The National Congress was initially supposed to take place in one of the city's big premises. But when the authorities failed to find an appropriate venue, Mikola Statkevich decided to stage the event with an impressive title "National Congress" near the monument to poet Yanka Kupala in central Minsk. Several hundred people defied the drizzling rain and came to the park. Stanislau Shushkevich opened the congress.
"I greet you as the people who do not hide their dignity but demonstrate it. hope that the police officers who have gathered here are also against what they were ordred to do here," Shushkevich said.
Few police officers were busy doing their usual for unauthorized actions routine - writing protocols for trials and fines. They did their job quietly and calmly. Mikola Statkevich called on the people not to display their IDs to the police but they could hardly disobey.

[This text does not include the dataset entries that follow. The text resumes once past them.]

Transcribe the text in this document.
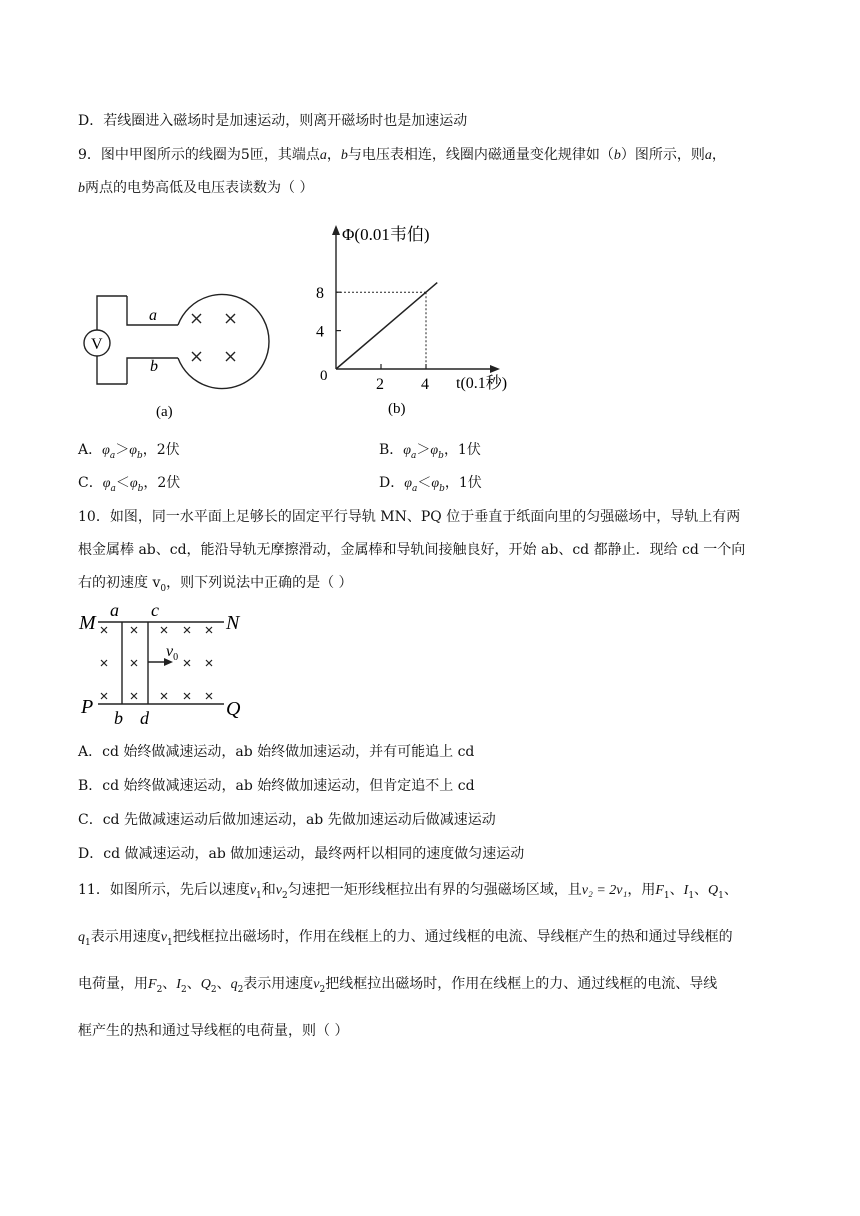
D．若线圈进入磁场时是加速运动，则离开磁场时也是加速运动
9．图中甲图所示的线圈为5匝，其端点a，b与电压表相连，线圈内磁通量变化规律如（b）图所示，则a，
b两点的电势高低及电压表读数为（ ）
V
a
b
(a)
4
8
2 4
Φ(0.01韦伯)
t(0.1秒)
0
(b)
A．$\varphi_a>\varphi_b$，2伏	B．$\varphi_a>\varphi_b$，1伏
C．$\varphi_a<\varphi_b$，2伏	D．$\varphi_a<\varphi_b$，1伏
10．如图，同一水平面上足够长的固定平行导轨 MN、PQ 位于垂直于纸面向里的匀强磁场中，导轨上有两
根金属棒 ab、cd，能沿导轨无摩擦滑动，金属棒和导轨间接触良好，开始 ab、cd 都静止．现给 cd 一个向
右的初速度 $v_0$，则下列说法中正确的是（ ）
M	N
P	Q
a c
b d
$v_0$
A．cd 始终做减速运动，ab 始终做加速运动，并有可能追上 cd
B．cd 始终做减速运动，ab 始终做加速运动，但肯定追不上 cd
C．cd 先做减速运动后做加速运动，ab 先做加速运动后做减速运动
D．cd 做减速运动，ab 做加速运动，最终两杆以相同的速度做匀速运动
11．如图所示，先后以速度$v_1$和$v_2$匀速把一矩形线框拉出有界的匀强磁场区域，且v₂ = 2v₁，用$F_1$、$I_1$、$Q_1$、
$q_1$表示用速度$v_1$把线框拉出磁场时，作用在线框上的力、通过线框的电流、导线框产生的热和通过导线框的
电荷量，用$F_2$、$I_2$、$Q_2$、$q_2$表示用速度$v_2$把线框拉出磁场时，作用在线框上的力、通过线框的电流、导线
框产生的热和通过导线框的电荷量，则（ ）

After Shushkevich's speech, the floor was taken by Mikola Statkevich who tried to explain the participants and journalists why all of them had to stand under rain today. There were three reasons:
“We have three key issues. First: what is happening with our country? Second: what should be done to prevent it from sliding into abyss. Third: what should pro-democracy forces do to implement the salvation of Belarus. I propose to vote for this agenda. Please make your mandates ready,” Statkevich told those gathered.
The people voted in favor. At least, no one came to the stage to object the proposed agenda.
The leader of independent trade unions Henadz Fiadynich was the next speaker who said the Belarusian people could not be beggers in their own country where workers have to eat meat once in two weeks.
The leader of Solidarity Movement Vyachaslau Siuchyk came next. He congratulated the Ukrainian singer Jamala who yesterday won the Eurovision song contest. He also announced that elections of the chairperson in his movement was coming up and that he would unlikely be re-elected.
“We need to create a force that will be able to resist all other forces," almost recites a poem from under Kupala's feet Uladzimir Nyaklyaeu. Well, he is a poet in the first place. “We need to unite. We have talked about it since long ago but all in vain," says Nyaklyaeu.
The first National Congress 2016 lasted exactly 53 minutes.